Offen bleibt somit nur die Frage, ob durch die von der Rekurswerberin behauptete Aufrechnungsvereinbarung die Aktiva der Verlassenschaft, die ausschließlich in Forderungen der Verlassenschaft gegen die Rekurswerberin bestehen, bereits zur Gänze aufgezehrt sind, oder ob es noch zu einer kridamäßigen Verteilung zwischen der Rekurswerberin, dem Gerichtskommissär und der Verlassenschaftskuratorin zu kommen hat. Im Nutzungsvertrag ist in § 3 Abs. 3 letzter Absatz ausdrücklich festgehalten: „Das Mitglied erklärt sich damit einverstanden, dass im Falle seines Ausscheidens aus der Genossenschaft sämtliche aus diesem Vertrag noch bestehenden geltlichen Verpflichtungen gegen das rückzuzahlende Geschäftsguthaben aufgerechnet werden."

Ihrem Wortlaut nach bezieht sich die Aufrechnungsvereinbarung damit nur auf das Geschäftsguthaben von € 73,--, nicht auch auf den Anspruch auf Rückersatz des noch nicht abgewohnten Finanzierungsbeitrages gemäß § 17 WGG.

Die Frage der Aufrechnung ergibt sich aber nicht nur aufgrund der Vertragssituation, sondern insbesondere auch aufgrund allgemeiner konkursrechtlicher Überlegungen. § 73 AußStrG enthält keine näheren Ausführungen dazu, wie die kridamäßige Verteilung des Nachlasses zu erfolgen hat. Es hat zur sinngemäßen Anwendung der Bestimmungen der Konkursordnung zu kommen. Gemäß § 19 KO brauchen Forderungen, die zur Zeit der Konkurseröffnung bereits aufrechenbar waren, im Konkurs nicht geltend gemacht werden. Fraglich ist, welcher Zeitpunkt bei einem Vorgehen nach § 73 AußStrG als Zeitpunkt der Konkurseröffnung anzusehen ist; hier wird aber letztlich wohl nur der Zeitpunkt des Beschlusses erster Instanz in Betracht kommen. Die bis zu diesem Zeitpunkt aufgelaufenen Nutzungsentgelte zehren aber die Forderungen der Verlassenschaft gegen die Rekurswerberin zur Gänze auf. Das Gegenüberstehen einer aufrechenbaren Forderung bewirkt im Ergebnis im Konkurs und damit auch in der Verteilung des Nachlassvermögens gemäß § 73 AußStrG, dass dem Gläubiger ein besonderer Befriedigungsfonds zur Verfügung steht, gleich einem Absonderungsrecht im Sinne des § 48 KO. Daraus ergibt sich ein vorrangiger Befriedigungsanspruch, der selbst sonstige Massekosten ausschließt.

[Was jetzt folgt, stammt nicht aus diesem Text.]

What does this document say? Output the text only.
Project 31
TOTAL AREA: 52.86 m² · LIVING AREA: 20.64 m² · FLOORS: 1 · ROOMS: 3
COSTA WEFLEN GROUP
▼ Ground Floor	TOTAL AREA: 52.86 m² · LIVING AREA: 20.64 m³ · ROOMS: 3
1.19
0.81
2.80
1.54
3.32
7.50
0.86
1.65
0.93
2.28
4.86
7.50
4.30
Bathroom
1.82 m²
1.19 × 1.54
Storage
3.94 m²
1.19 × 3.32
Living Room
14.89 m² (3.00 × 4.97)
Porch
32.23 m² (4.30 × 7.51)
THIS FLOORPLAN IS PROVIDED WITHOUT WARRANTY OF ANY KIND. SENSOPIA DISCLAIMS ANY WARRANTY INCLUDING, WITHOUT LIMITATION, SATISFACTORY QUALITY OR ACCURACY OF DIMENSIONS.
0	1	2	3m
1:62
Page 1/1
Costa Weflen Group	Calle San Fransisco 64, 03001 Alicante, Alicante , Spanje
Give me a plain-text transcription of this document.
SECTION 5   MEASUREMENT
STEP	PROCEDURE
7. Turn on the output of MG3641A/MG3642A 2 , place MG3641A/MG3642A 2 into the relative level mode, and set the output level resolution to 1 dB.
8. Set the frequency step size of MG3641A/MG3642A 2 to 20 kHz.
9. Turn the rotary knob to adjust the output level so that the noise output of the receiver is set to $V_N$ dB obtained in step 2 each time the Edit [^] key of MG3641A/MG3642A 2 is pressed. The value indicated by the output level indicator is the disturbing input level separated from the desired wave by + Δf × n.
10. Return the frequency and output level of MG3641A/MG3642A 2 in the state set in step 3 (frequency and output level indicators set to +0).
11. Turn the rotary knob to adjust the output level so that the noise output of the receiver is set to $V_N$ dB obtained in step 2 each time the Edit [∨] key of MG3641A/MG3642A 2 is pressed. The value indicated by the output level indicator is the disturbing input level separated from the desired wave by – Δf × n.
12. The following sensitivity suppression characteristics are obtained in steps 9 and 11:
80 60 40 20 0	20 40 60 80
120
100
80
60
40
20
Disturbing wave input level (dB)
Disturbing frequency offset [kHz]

Die Rekurswerberin macht daher zu Recht geltend, dass sie nicht dazu verhalten ist, die in ihrer Verfügung befindlichen, durch Gegenforderungen jedoch überschrittenen Vermögenswerte des Nachlasses herauszugeben. Dem Rekurs war daher Folge zu geben. Im Hinblick darauf können die Gebühren des Gerichtskommissärs und der Verlassenschaftskuratorin nur bestimmt werden, finden aber im Nachlass aufgrund der durch die Gegenforderung aufgewogenen Nachlassaktiva keine Rechnung mehr.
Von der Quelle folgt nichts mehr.